Like Michelle, I was raised in a conservative rural community and my family had difficulty accepting that my brother was gay. ‘Is he one of those?’ my grandmother once asked my cousin’s family. My father’s reaction, ‘I hope he’ll change’, echoes Michelle’s father’s, to whom the possibility of Michelle’s marriage to Heather almost meant the possibility of divorce from her.
A fragment of a conversation with Dad about my brother remains with me – he mentioned how every parent has dreams for their children. To me, a headstrong 22 year old, this was the height of folly: how dare a parent suggest their child live a certain way? Our lives were our own, after all. Later, I realised it’s hard to escape the imprint of your upbringing, and in a rural community the imperative is to get married, breed and not do anything out of the ordinary.

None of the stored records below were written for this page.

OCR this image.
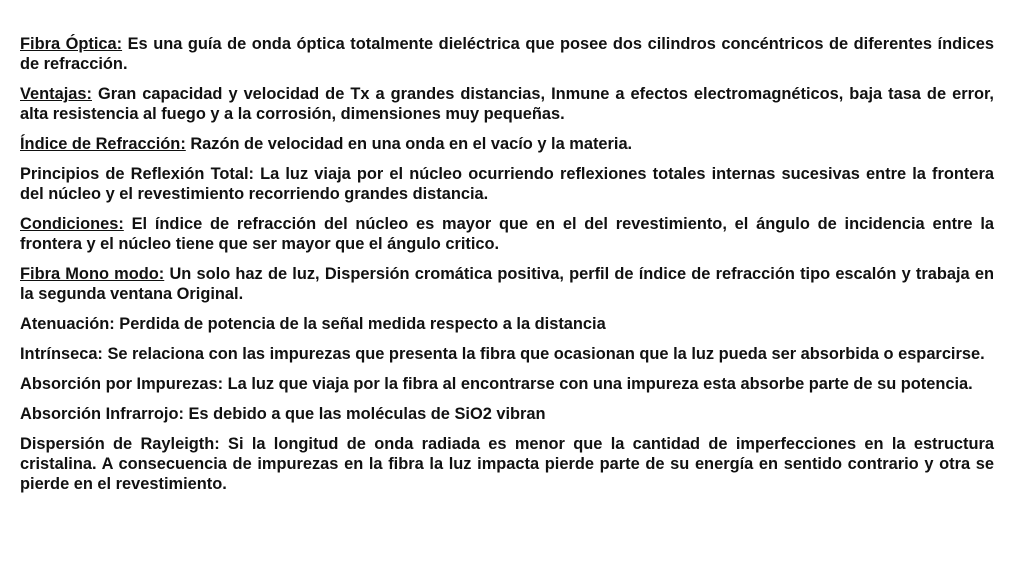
Fibra Óptica: Es una guía de onda óptica totalmente dieléctrica que posee dos cilindros concéntricos de diferentes índices de refracción.

Ventajas: Gran capacidad y velocidad de Tx a grandes distancias, Inmune a efectos electromagnéticos, baja tasa de error, alta resistencia al fuego y a la corrosión, dimensiones muy pequeñas.

Índice de Refracción: Razón de velocidad en una onda en el vacío y la materia.

Principios de Reflexión Total: La luz viaja por el núcleo ocurriendo reflexiones totales internas sucesivas entre la frontera del núcleo y el revestimiento recorriendo grandes distancia.

Condiciones: El índice de refracción del núcleo es mayor que en el del revestimiento, el ángulo de incidencia entre la frontera y el núcleo tiene que ser mayor que el ángulo critico.

Fibra Mono modo: Un solo haz de luz, Dispersión cromática positiva, perfil de índice de refracción tipo escalón y trabaja en la segunda ventana Original.

Atenuación: Perdida de potencia de la señal medida respecto a la distancia

Intrínseca: Se relaciona con las impurezas que presenta la fibra que ocasionan que la luz pueda ser absorbida o esparcirse.

Absorción por Impurezas: La luz que viaja por la fibra al encontrarse con una impureza esta absorbe parte de su potencia.

Absorción Infrarrojo: Es debido a que las moléculas de SiO2 vibran

Dispersión de Rayleigth: Si la longitud de onda radiada es menor que la cantidad de imperfecciones en la estructura cristalina. A consecuencia de impurezas en la fibra la luz impacta pierde parte de su energía en sentido contrario y otra se pierde en el revestimiento.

After a few years Dad came around, and Michelle’s parents, too, became more accepting. Her father, in his quiet way, told her he was from a different generation, but that ‘just because you don’t agree with someone, it doesn’t mean that you don’t talk to them ever again. What sort of world would it be if we all did that? You’re my daughter’ (201). I think the pollies would do well to listen to Michelle’s dad.
I was also struck by title of Michelle’s book, Ghost Wife, for it taps into a long history of ghosting lesbians so as to deny their materiality – an attempt which ultimately backfires. In The Apparitional Lesbian, Terry Castle documents how, since the eighteenth century, Western Europe has exorcised the threat of lesbianism by converting it into a phantasm:
Given the threat that sexual love between women inevitably poses to the workings of patriarchal arrangement, it has often been felt necessary to deny the carnal bravada of lesbian existence. The hoary misogynist challenge, ‘But what do lesbians do?’ insinuates as much: This cannot be. There is no place for this (Columbia UP, 1993, p. 30).
If lesbianism is something that cannot exist, it can hardly pose a threat. And yet, Castle continues, ‘one could hardly think of a worse metaphor. For embedded in the ghostly figure, as even its first proponents seemed at times to realise, was inevitably a notion of reembodiment: of uncanny return to the flesh … To become an apparition was also to become endlessly capable of “appearing”. And once there, the spectre, like a living being, was not so easily gotten rid of. It demanded a response.’ (p. 63).
Ghost Wife is one of these responses. As was the rally which Heather and Michelle attended on the night of the award-giving. The more politicians attempt to negate the rights of same-sex couples to marry, the louder the clamour will be. In Ghost Wife, Michelle’s enunciation of injustice rings out with boldness and clarity, and readers will be well-rewarded for listening to it.
Book details: Dicinoski, Michelle. Ghost Wife: A Memoir of Love and Defiance. Collingwood: Black Inc., 2013.
Purchased from Avid Reader.
This is my 2nd review for the 2014 Australian Women Writers Challenge.